Ok, so how much might the wage increase be?


This is unknowable right now. 


Ultimately the amount that parties are likely to agree on is dependent on a Government funding commitment.


Some stakeholders have been calling for 25 per cent increases but it is too early to know with certainty what the negotiation outcomes will yield. 


We do know that aged care workers received a 15 per increase in the end, but the initial increase requests were closer to 25 per cent. 


Ok, so could anything go wrong and derail the process?




The key to this entire process is Government support. If the Federal Government does not agree to fund the increases it will make an agreement very difficult to reach. 

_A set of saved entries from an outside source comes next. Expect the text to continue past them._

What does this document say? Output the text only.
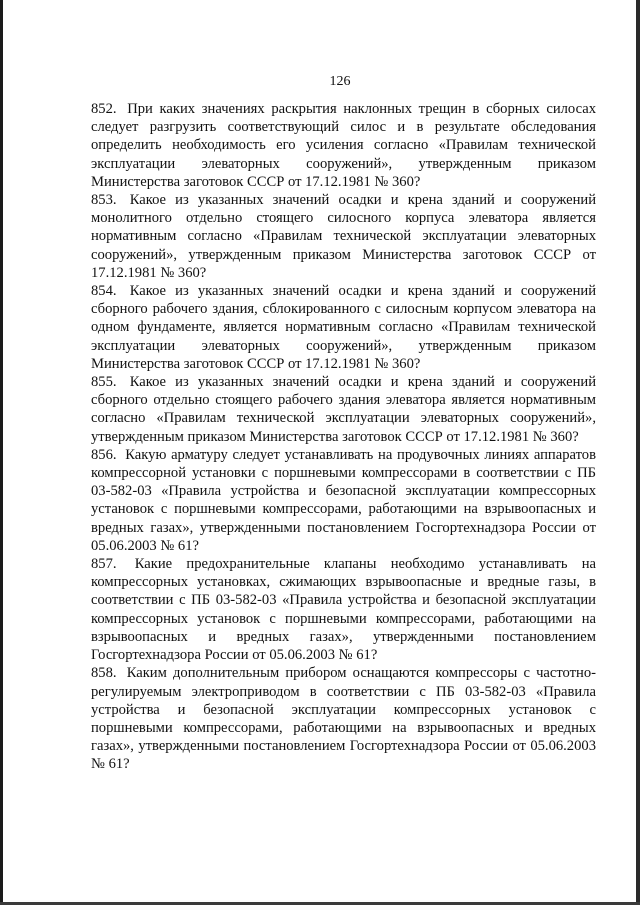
126

852. При каких значениях раскрытия наклонных трещин в сборных силосах следует разгрузить соответствующий силос и в результате обследования определить необходимость его усиления согласно «Правилам технической эксплуатации элеваторных сооружений», утвержденным приказом Министерства заготовок СССР от 17.12.1981 № 360?

853. Какое из указанных значений осадки и крена зданий и сооружений монолитного отдельно стоящего силосного корпуса элеватора является нормативным согласно «Правилам технической эксплуатации элеваторных сооружений», утвержденным приказом Министерства заготовок СССР от 17.12.1981 № 360?

854. Какое из указанных значений осадки и крена зданий и сооружений сборного рабочего здания, сблокированного с силосным корпусом элеватора на одном фундаменте, является нормативным согласно «Правилам технической эксплуатации элеваторных сооружений», утвержденным приказом Министерства заготовок СССР от 17.12.1981 № 360?

855. Какое из указанных значений осадки и крена зданий и сооружений сборного отдельно стоящего рабочего здания элеватора является нормативным согласно «Правилам технической эксплуатации элеваторных сооружений», утвержденным приказом Министерства заготовок СССР от 17.12.1981 № 360?

856. Какую арматуру следует устанавливать на продувочных линиях аппаратов компрессорной установки с поршневыми компрессорами в соответствии с ПБ 03-582-03 «Правила устройства и безопасной эксплуатации компрессорных установок с поршневыми компрессорами, работающими на взрывоопасных и вредных газах», утвержденными постановлением Госгортехнадзора России от 05.06.2003 № 61?

857. Какие предохранительные клапаны необходимо устанавливать на компрессорных установках, сжимающих взрывоопасные и вредные газы, в соответствии с ПБ 03-582-03 «Правила устройства и безопасной эксплуатации компрессорных установок с поршневыми компрессорами, работающими на взрывоопасных и вредных газах», утвержденными постановлением Госгортехнадзора России от 05.06.2003 № 61?

858. Каким дополнительным прибором оснащаются компрессоры с частотно-регулируемым электроприводом в соответствии с ПБ 03-582-03 «Правила устройства и безопасной эксплуатации компрессорных установок с поршневыми компрессорами, работающими на взрывоопасных и вредных газах», утвержденными постановлением Госгортехнадзора России от 05.06.2003 № 61?
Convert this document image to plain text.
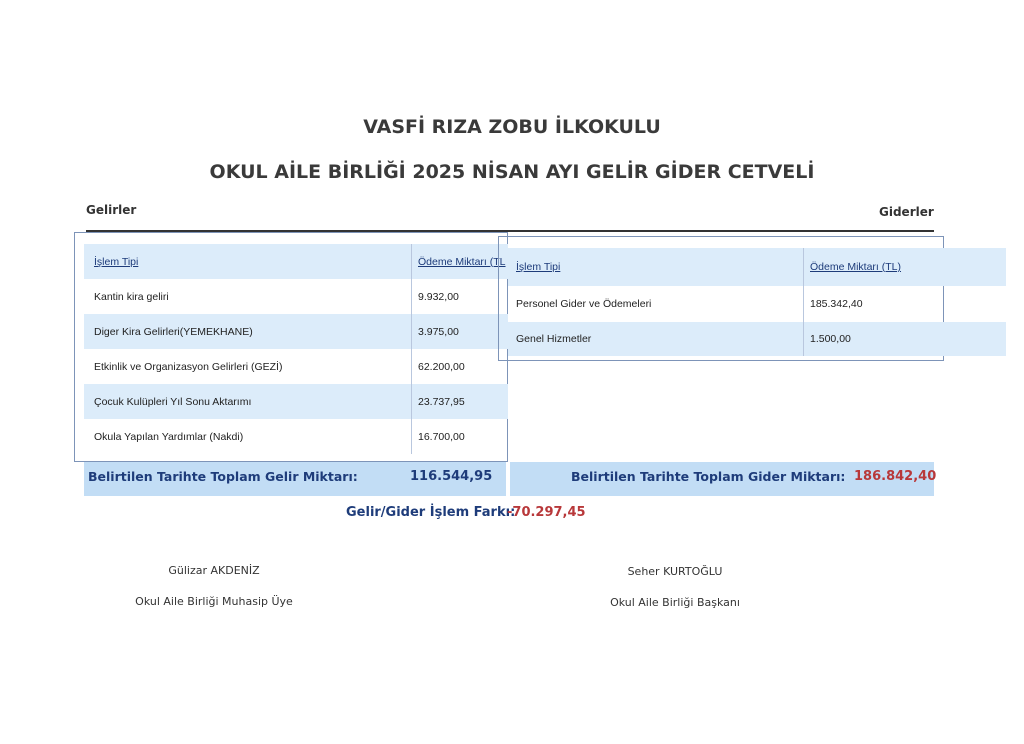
VASFİ RIZA ZOBU İLKOKULU
OKUL AİLE BİRLİĞİ 2025 NİSAN AYI GELİR GİDER CETVELİ
Gelirler	Giderler
İşlem Tipi	Ödeme Miktarı (TL
Kantin kira geliri	9.932,00
Diger Kira Gelirleri(YEMEKHANE)	3.975,00
Etkinlik ve Organizasyon Gelirleri (GEZİ)	62.200,00
Çocuk Kulüpleri Yıl Sonu Aktarımı	23.737,95
Okula Yapılan Yardımlar (Nakdi)	16.700,00
İşlem Tipi	Ödeme Miktarı (TL)
Personel Gider ve Ödemeleri	185.342,40
Genel Hizmetler	1.500,00
Belirtilen Tarihte Toplam Gelir Miktarı:	116.544,95	Belirtilen Tarihte Toplam Gider Miktarı: 186.842,40
Gelir/Gider İşlem Farkı:
-70.297,45
Gülizar AKDENİZ
Okul Aile Birliği Muhasip Üye
Seher KURTOĞLU
Okul Aile Birliği Başkanı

There is likely to be a degree of uncertainty around this issue for some time.


That being said, we do know that the Government is very engaged and committed to addressing low wages in female dominated sectors, and they are also very focused on ensuring the cost of education and care is anchored. 

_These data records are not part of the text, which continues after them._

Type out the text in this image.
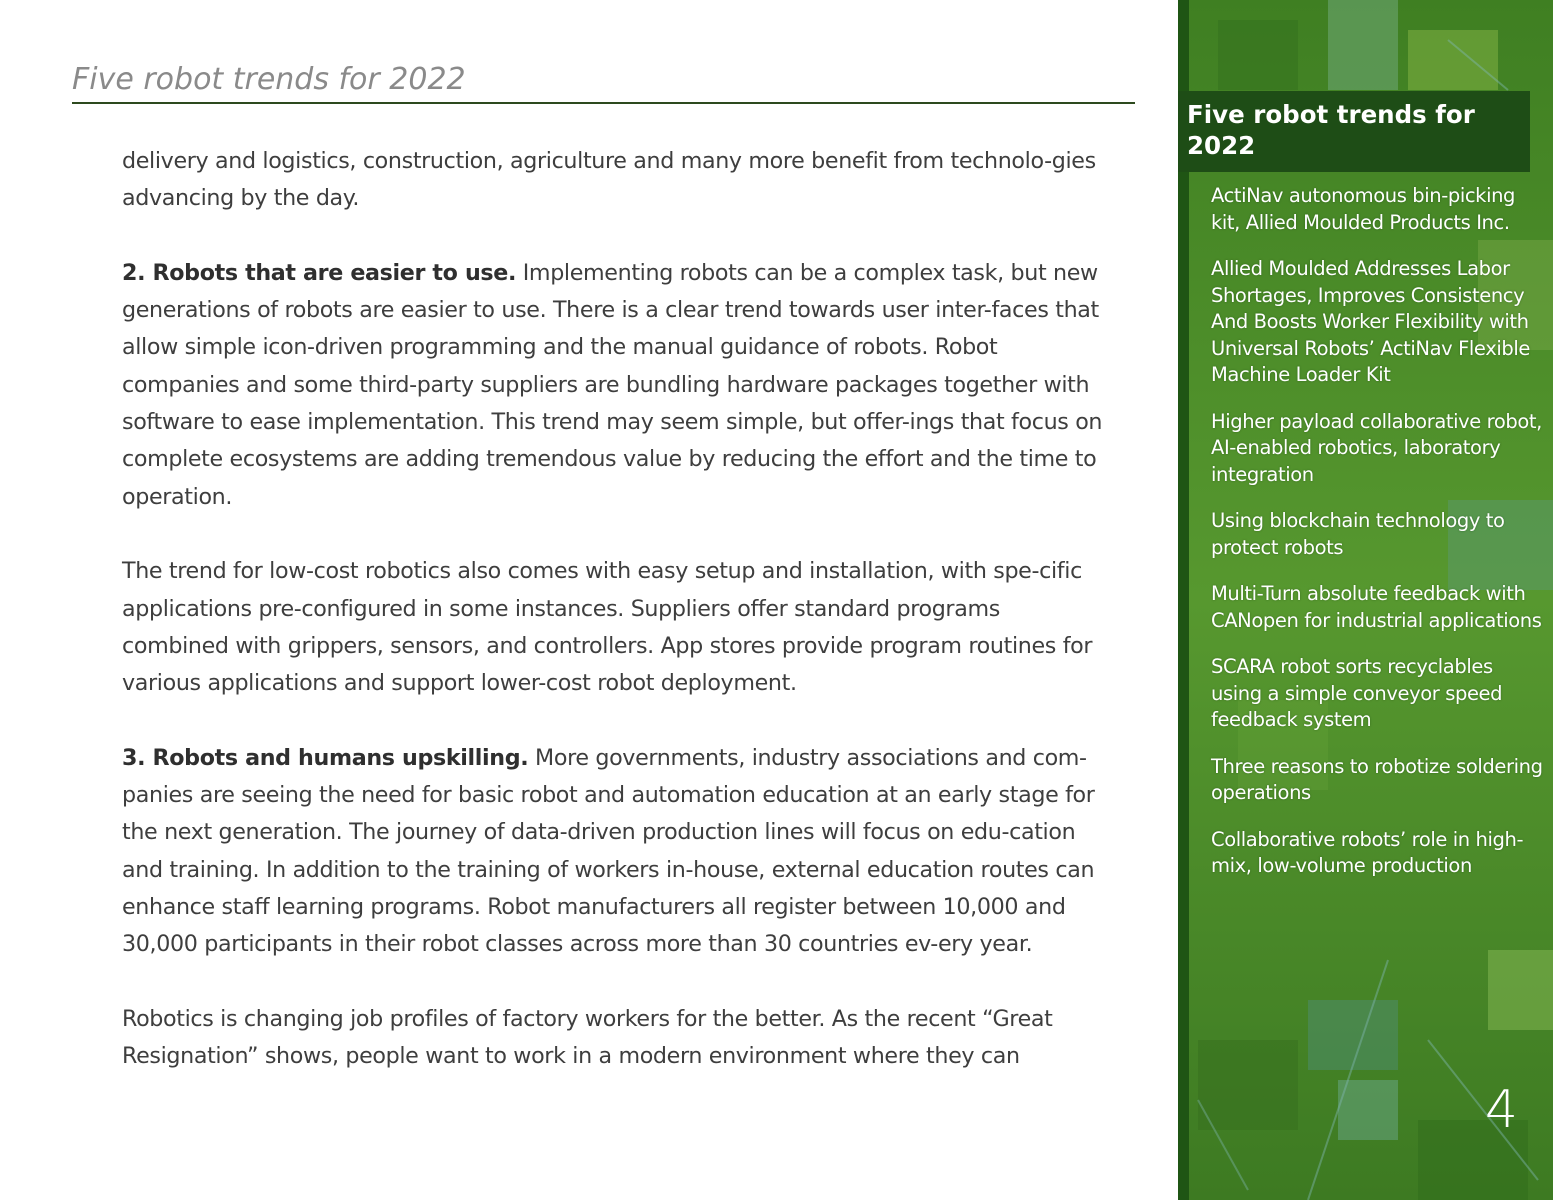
Five robot trends for 2022

delivery and logistics, construction, agriculture and many more benefit from technolo-gies advancing by the day.

2. Robots that are easier to use. Implementing robots can be a complex task, but new generations of robots are easier to use. There is a clear trend towards user inter-faces that allow simple icon-driven programming and the manual guidance of robots. Robot companies and some third-party suppliers are bundling hardware packages together with software to ease implementation. This trend may seem simple, but offer-ings that focus on complete ecosystems are adding tremendous value by reducing the effort and the time to operation.

The trend for low-cost robotics also comes with easy setup and installation, with spe-cific applications pre-configured in some instances. Suppliers offer standard programs combined with grippers, sensors, and controllers. App stores provide program routines for various applications and support lower-cost robot deployment.

3. Robots and humans upskilling. More governments, industry associations and com-panies are seeing the need for basic robot and automation education at an early stage for the next generation. The journey of data-driven production lines will focus on edu-cation and training. In addition to the training of workers in-house, external education routes can enhance staff learning programs. Robot manufacturers all register between 10,000 and 30,000 participants in their robot classes across more than 30 countries ev-ery year.

Robotics is changing job profiles of factory workers for the better. As the recent “Great Resignation” shows, people want to work in a modern environment where they can

Five robot trends for 2022
ActiNav autonomous bin-picking kit, Allied Moulded Products Inc.
Allied Moulded Addresses Labor Shortages, Improves Consistency And Boosts Worker Flexibility with Universal Robots’ ActiNav Flexible Machine Loader Kit
Higher payload collaborative robot, AI-enabled robotics, laboratory integration
Using blockchain technology to protect robots
Multi-Turn absolute feedback with CANopen for industrial applications
SCARA robot sorts recyclables using a simple conveyor speed feedback system
Three reasons to robotize soldering operations
Collaborative robots’ role in high-mix, low-volume production
4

We also know that the Government recognises that if wages were increased but not funded, providers would immediately pass the increase on in the form of higher fees, which would then impact the cost of care. 


So against that backdrop it seems likely that the Government will support a funded wage increase, but we do not know for sure, and won’t know for a while. 


Is there anything else that needs to be considered?


Yes, one more thing is worth noting here is to what degree the Government will look to impose conditions on the receipt of wage increase funding for participating providers. 


Of course, we are getting into real detail now, but regardless it is important to recognise that in exchange for tax payers money it is very possible that the Government insists on some form of concession, whether it be governance related or perhaps fee related. 


Perhaps once the ACCC and Productivity Commission have completed their inquiries the “ability” for the employer community to shoulder additional costs will be clearer and enable the Government to calibrate any requirements accordingly. 


Finally on timing, how will this likely unfold? 


If negotiations begin in September, and assuming a three month negotiation process, it’s likely that the ECEC sector will start getting indications of the extent of wage uplifts and whether the Government is willing to support the increases toward the start of 2024 with the whole process wrapped up within the next twelve months. 


The factors supporting a relatively fast resolution are:


  1. Ongoing acute educator shortages remain an important challenge for the sector. The sooner a resolution on wages is finalised the quicker new entrants will join.  
  2. The ACCC and Productivity Commission inquiries will have been completed by the end of this year providing plenty of additional material to base any decisions on. 
  3. With the earliest the next federal election can be called in August 2024 there is a relatively defined window for the Government to deliver on this initiative. 


With these types of incentives in place it is therefore likely that the process should culminate at some point within the next 12 months.